Quant à ceux qui embrassent le travail indépendant, de gré ou de force, ils découvrent une protection sociale où les retraites sont moins élevées, les congés payés n’existent pas, la mutuelle n’est pas proposée, les allocations chômage sont inexistantes.

Ce personnage dérangeant qui surgit, ce travailleur activé au travers des plateformes, cet actif qui passe du jour au lendemain du statut de producteur à celui de consommateur, est un ovni dans notre système.

L’ironie de l’histoire veut que l’économie dite traditionnelle en fasse à son tour l’expérience. La très célèbre centrale G7, en tête de la fronde contre Uber durant ces dernières années, s’est retrouvée à son tour face à une bombe à retardement : ses chauffeurs veulent une requalification en CDI ! L’entreprise de taxis a d’ailleurs été condamnée à requalifier un contrat d’un de ses chauffeurs en CDI, une soixantaine de chauffeurs pourraient vraisemblablement lui emboîter le pas.

La cour d’appel de Versailles évoque « un lien de subordination entre l’entreprise et son chauffeur, qui ne maîtrise en réalité pas sa clientèle, et demeure contrôlé par la société », ce même lien qui était évoqué par les VTC contre Uber ou les cyclistes contre Deliveroo.
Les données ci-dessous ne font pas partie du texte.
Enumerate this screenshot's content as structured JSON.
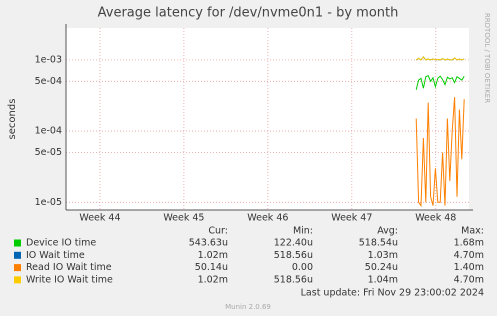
{
  "chart_data": {
    "type": "line",
    "title": "Average latency for /dev/nvme0n1 - by month",
    "y_label": "seconds",
    "side_label": "RRDTOOL / TOBI OETIKER",
    "log_scale": true,
    "grid": true,
    "xlim": [
      0,
      33.6
    ],
    "xticks": [
      {
        "value": 2.83,
        "label": "Week 44"
      },
      {
        "value": 9.83,
        "label": "Week 45"
      },
      {
        "value": 16.83,
        "label": "Week 46"
      },
      {
        "value": 23.83,
        "label": "Week 47"
      },
      {
        "value": 30.83,
        "label": "Week 48"
      }
    ],
    "ylim": [
      7.8e-06,
      0.0028
    ],
    "yticks": [
      {
        "value": 1e-05,
        "label": "1e-05"
      },
      {
        "value": 5e-05,
        "label": "5e-05"
      },
      {
        "value": 0.0001,
        "label": "1e-04"
      },
      {
        "value": 0.0005,
        "label": "5e-04"
      },
      {
        "value": 0.001,
        "label": "1e-03"
      }
    ],
    "x": [
      29.2,
      29.4,
      29.6,
      29.8,
      30.0,
      30.2,
      30.4,
      30.6,
      30.8,
      31.0,
      31.2,
      31.4,
      31.6,
      31.8,
      32.0,
      32.2,
      32.4,
      32.6,
      32.8,
      33.0,
      33.2
    ],
    "series": [
      {
        "name": "Device IO time",
        "color": "#00cc00",
        "values": [
          0.00038,
          0.00052,
          0.00055,
          0.0004,
          0.00058,
          0.0006,
          0.0005,
          0.00056,
          0.00042,
          0.00055,
          0.00059,
          0.00053,
          0.00045,
          0.00057,
          0.00054,
          0.00056,
          0.00048,
          0.00058,
          0.00055,
          0.00052,
          0.00059
        ]
      },
      {
        "name": "IO Wait time",
        "color": "#0066b3",
        "values": [
          0.001,
          0.00105,
          0.001,
          0.0011,
          0.001,
          0.00102,
          0.001,
          0.00103,
          0.001,
          0.00101,
          0.001,
          0.00104,
          0.001,
          0.00102,
          0.001,
          0.001,
          0.00106,
          0.001,
          0.00102,
          0.001,
          0.00103
        ]
      },
      {
        "name": "Read IO Wait time",
        "color": "#ff8000",
        "values": [
          0.00015,
          1e-05,
          9e-06,
          8e-05,
          1e-05,
          0.00025,
          1.2e-05,
          9e-06,
          3e-05,
          1e-05,
          1e-05,
          5e-05,
          9e-06,
          0.00015,
          2e-05,
          0.0001,
          0.0003,
          1.2e-05,
          0.0002,
          4e-05,
          0.00028
        ]
      },
      {
        "name": "Write IO Wait time",
        "color": "#ffcc00",
        "values": [
          0.001,
          0.00105,
          0.001,
          0.0011,
          0.001,
          0.00102,
          0.001,
          0.00103,
          0.001,
          0.00101,
          0.001,
          0.00104,
          0.001,
          0.00102,
          0.001,
          0.001,
          0.00106,
          0.001,
          0.00102,
          0.001,
          0.00103
        ]
      }
    ],
    "stats": {
      "headers": [
        "Cur:",
        "Min:",
        "Avg:",
        "Max:"
      ],
      "rows": [
        [
          "543.63u",
          "122.40u",
          "518.54u",
          "1.68m"
        ],
        [
          "1.02m",
          "518.56u",
          "1.03m",
          "4.70m"
        ],
        [
          "50.14u",
          "0.00",
          "50.24u",
          "1.40m"
        ],
        [
          "1.02m",
          "518.56u",
          "1.04m",
          "4.70m"
        ]
      ]
    },
    "last_update": "Last update: Fri Nov 29 23:00:02 2024",
    "footer": "Munin 2.0.69"
  }
}
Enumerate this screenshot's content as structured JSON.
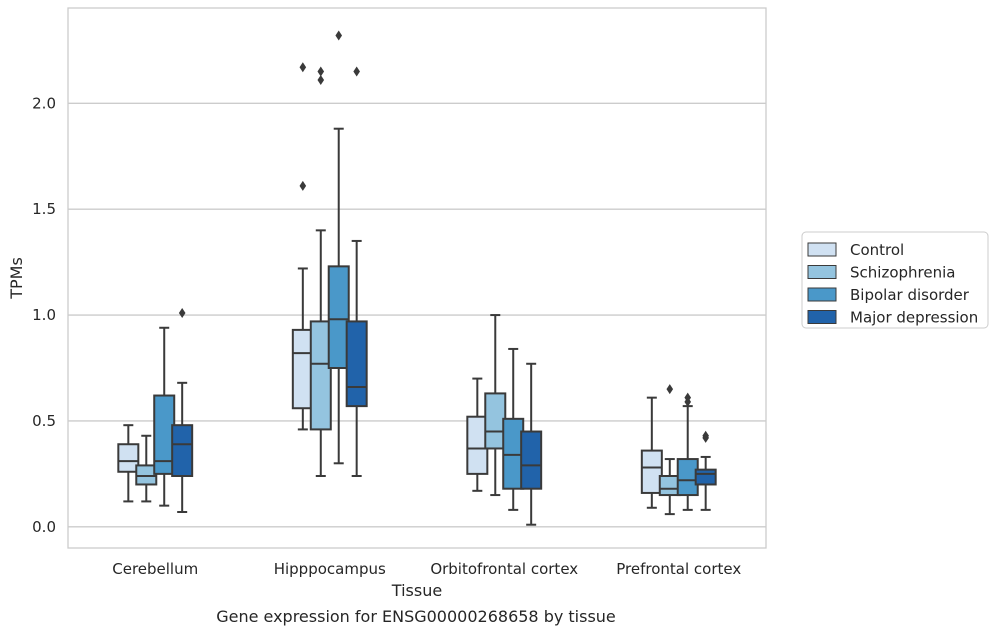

Cette petite anecdote de l’arroseur arrosé n’est pas anodine : notre droit social est forcé de se remettre en cause, et c’est tant mieux.

Les critères de requalification sont tellement flous que la jurisprudence en perd son latin, requalifiant un VTC LeCab ou un taxi G7 mais refusant le même jugement pour un VTC Uber et un cycliste Deliveroo.

En outre, on impose aux plateformes de résoudre la quadrature du cercle : au prétexte qu’elles « embauchent » sans salaire des indépendants, on leur impose de mieux s’en occuper, mais dès qu’elles s’en occupent mieux, la loi utilise ces avantages sociaux consentis comme un faisceau d’indices de requalification.

La Loi « Choisir son avenir Pro » autorise désormais cette protection sociale améliorée (accidents du travail, maladie pro, mutuelle négociée, vae, formation), tout en éloignant le risque de requalification. Le chemin est subtile mais il existe : l’auto-entrepreneur à l’ère d’Uber va faire émerger un nouveau contrat social, et réconcilier les actifs autour de la valeur de leur parcours, plus que sur la dénomination de leur statut.